Gwayakwaadiziwin fordert uns auf, uns selbst nicht zu täuschen. Es beginnt mit den kleinen Dingen: mit dem Eingeständnis, dass man etwas nicht kann. Mit dem Mut, eigene Fehler nicht zu verstecken. Mit der Bereitschaft, nicht perfekt zu erscheinen, sondern echt zu sein.

Im Leben meiner Romanfigur Kateri spielt Ehrlichkeit eine zentrale Rolle, nicht gegenüber anderen, sondern gegenüber sich selbst. Sie ist es gewohnt, Erwartungen zu erfüllen, um das Erbe ihrer Eltern und ihre Cree-Wurzeln zu ehren. Doch was passiert, wenn sie innehält und sich fragt, für was und wen ihr Herz wirklich schlägt?
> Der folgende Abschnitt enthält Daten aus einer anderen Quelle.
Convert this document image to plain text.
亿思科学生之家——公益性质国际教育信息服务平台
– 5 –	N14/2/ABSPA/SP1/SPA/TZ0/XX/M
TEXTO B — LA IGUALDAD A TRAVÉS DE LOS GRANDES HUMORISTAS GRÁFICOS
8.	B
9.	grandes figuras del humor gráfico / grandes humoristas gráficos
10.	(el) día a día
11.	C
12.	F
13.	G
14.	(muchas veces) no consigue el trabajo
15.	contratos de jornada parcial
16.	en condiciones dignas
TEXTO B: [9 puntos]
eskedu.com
Ehrlichkeit kann ein sanftes Aufbrechen sein. Oder ein Sturm. Aber sie bringt uns immer näher zu dem, was wir wirklich sind.

Aufrichtig Leben

Demut – Dabaadendiziwin

Demut ist ein stiller Wert. Einer, der selten laut wird und doch alles verändert, wenn man ihm Raum gibt. In der Anishinaabe-Lehre bedeutet Dabaadendiziwin: Erkenne deinen Platz im großen Ganzen, nicht höher, nicht tiefer, sondern verbunden.

Demut ist keine Selbsterniedrigung. Sie ist nicht das Kleinmachen des eigenen Lichts. Sie ist das Wissen: Ich bin nicht das Zentrum der Welt, aber ich gehöre dazu. Sie ist eine innere Haltung der Balance zwischen Selbstachtung und Bescheidenheit.

Der Wolf steht für diese Lehre. Er lebt im Rudel, ist loyal, klug und dient dem Kollektiv. Der Wolf weiß, wann er führt, und wann er folgt. Wann er für andere kämpft, und wann er sich zurücknimmt. Er erinnert uns daran: Wahre Stärke zeigt sich im Dienst, nicht in der Selbstdarstellung.

„To be humble is to know that we are all equal.“

Dabaadendiziwin zeigt sich oft in Momenten, in denen wir aufhören, uns beweisen zu müssen. Wenn wir zuhören, statt zu sprechen. Wenn wir anderen Raum geben. Wenn wir es uns erlauben, nicht alles zu wissen und trotzdem würdevoll zu sein.

Im Alltag erleben wir Demut vielleicht, wenn uns die Natur die Sprache verschlägt. Wenn wir am Rand eines Sees stehen, der älter ist als jedes Menschenleben. Oder wenn uns ein Kind eine Wahrheit sagt, die wir längst vergessen haben.

Demut ist nicht das Ende der Selbstwirksamkeit. Sie ist ihr Anfang in Verbindung mit allem Leben.

Aufrichtig Leben

Wahrheit – Debwewin

Debwewin, Wahrheit, ist das siebte und abschließende Teaching. Es ist kein Zufall, dass es am Ende steht, denn in ihm bündeln sich alle anderen Lehren. Wahrheit ist nicht einfach ein Fakt. Sie ist ein Zustand. Ein Sein.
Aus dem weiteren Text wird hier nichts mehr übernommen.